人の体は、体内の非自己に対して、固有の(相手を特定した)攻撃をする。非自己ごとの固有の防御システムが獲得(適応)免疫、あるいは特異的免疫である。 |
<抗体生成>
箱形細菌表面の抗原により人体はこの細菌を「箱形細菌という非自己」と識別したので、箱型細菌に対する攻撃、すなわち体の防御が始まります。
その一環がリンパ球による抗体の生成です。箱型細菌が侵入した場合は、箱形細菌に対する抗体が生成されます。

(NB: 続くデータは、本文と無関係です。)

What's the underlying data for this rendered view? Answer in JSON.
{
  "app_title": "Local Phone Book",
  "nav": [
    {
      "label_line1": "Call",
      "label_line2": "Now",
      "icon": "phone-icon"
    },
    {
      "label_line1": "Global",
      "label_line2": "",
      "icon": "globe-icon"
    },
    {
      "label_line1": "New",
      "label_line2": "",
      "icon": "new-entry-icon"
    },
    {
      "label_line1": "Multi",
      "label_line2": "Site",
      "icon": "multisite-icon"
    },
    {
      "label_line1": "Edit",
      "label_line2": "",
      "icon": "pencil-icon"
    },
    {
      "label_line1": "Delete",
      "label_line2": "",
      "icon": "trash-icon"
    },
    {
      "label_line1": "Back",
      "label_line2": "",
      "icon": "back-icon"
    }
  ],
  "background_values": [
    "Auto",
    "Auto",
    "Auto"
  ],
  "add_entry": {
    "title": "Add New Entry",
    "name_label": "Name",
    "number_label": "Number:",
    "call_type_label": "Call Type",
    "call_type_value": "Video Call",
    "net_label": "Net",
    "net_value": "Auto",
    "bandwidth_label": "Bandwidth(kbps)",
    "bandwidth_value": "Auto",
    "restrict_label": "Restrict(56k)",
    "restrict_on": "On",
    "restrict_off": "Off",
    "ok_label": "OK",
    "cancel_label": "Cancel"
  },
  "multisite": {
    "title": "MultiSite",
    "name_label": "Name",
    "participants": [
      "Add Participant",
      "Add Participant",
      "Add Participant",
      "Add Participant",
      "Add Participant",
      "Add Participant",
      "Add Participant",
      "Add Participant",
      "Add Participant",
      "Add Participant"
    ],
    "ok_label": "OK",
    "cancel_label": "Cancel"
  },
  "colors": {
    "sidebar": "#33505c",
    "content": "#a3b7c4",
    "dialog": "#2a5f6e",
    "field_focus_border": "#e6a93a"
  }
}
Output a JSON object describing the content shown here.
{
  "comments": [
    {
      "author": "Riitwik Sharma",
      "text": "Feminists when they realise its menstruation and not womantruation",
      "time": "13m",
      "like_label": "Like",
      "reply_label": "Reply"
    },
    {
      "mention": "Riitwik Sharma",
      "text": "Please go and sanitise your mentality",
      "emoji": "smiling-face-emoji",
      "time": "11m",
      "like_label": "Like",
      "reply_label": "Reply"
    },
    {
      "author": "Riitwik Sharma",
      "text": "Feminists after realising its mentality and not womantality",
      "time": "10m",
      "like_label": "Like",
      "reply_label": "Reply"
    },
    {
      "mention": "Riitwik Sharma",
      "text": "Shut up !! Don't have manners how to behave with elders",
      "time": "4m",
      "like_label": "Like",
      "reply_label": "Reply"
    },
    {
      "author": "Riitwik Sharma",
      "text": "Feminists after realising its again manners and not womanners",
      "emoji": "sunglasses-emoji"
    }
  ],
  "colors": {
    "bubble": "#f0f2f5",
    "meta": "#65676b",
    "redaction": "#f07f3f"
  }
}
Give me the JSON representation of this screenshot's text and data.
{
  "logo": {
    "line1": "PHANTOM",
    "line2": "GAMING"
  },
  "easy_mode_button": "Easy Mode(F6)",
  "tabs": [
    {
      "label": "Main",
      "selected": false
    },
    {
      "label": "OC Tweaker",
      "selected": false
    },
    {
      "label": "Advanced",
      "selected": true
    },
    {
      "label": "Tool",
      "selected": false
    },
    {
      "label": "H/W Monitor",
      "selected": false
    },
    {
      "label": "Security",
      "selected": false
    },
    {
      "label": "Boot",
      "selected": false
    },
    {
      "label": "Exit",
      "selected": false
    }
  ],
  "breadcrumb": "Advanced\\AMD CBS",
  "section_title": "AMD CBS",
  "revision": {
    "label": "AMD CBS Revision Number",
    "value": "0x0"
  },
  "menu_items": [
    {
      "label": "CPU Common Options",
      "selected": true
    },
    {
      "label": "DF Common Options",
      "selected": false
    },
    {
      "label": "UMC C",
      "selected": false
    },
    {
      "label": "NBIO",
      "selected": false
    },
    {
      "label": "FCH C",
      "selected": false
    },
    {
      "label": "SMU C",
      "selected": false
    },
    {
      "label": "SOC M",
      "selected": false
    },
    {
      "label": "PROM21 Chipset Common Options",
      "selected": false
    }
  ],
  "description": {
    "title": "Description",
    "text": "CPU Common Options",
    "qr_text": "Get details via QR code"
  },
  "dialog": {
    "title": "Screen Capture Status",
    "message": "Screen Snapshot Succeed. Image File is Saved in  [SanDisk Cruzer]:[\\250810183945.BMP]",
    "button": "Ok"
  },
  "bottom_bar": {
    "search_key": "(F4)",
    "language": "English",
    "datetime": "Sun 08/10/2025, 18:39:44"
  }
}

*図中の(ピンク色の)Y字形の物質が箱形細菌に対する抗体です。
*抗体生成は教科書にはしばしば抗体「産生」と書いてあります。
<非自己(異物)破壊>
箱形細菌に対する抗体は箱形細菌を破壊します。
*抗体は非自己(異物)に対する攻撃魚雷みたいなものです。箱形細菌は箱形細菌に対する抗体により破壊されます。これによって体が守られるわけです。箱型細菌が90度倒されていることに注目!
<抗体の特定性>
箱形細菌に対する抗体は箱形細菌だけを攻撃できるのです。
箱形細菌に対する抗体はチューブ型細菌にはあまり作用しないのです。
特定の非自己(異物)に対しては特定の抗体が生成(産生)されるのです。
*チューブ型細菌は、箱形細菌に対する抗体が来ても平気にしていることに注目!
*このような特定性、固有性は教科書にはしばしば「特異性」と書いてあります。
*「箱形細菌に対する抗体はチューブ型細菌には作用しない」ということは人体がチューブ型細菌に対して無防備ということではないのです。
人体は、チューブ型細菌の表面にある(箱型細菌の抗原とは別の)抗原を識別して、箱形細菌に対する抗体を生成(産生)するのとは別に、チューブ型細菌に対する抗体を生成(産生)するのです。これはチューブ型細菌を攻撃します。
このように、「はじめに」書いた第3レベル、すなわち、非自己に対して相手により異なった(固有の、特定の、特異的な)攻撃をする防御システムが獲得(適応)免疫、あるいは非特異的免疫です。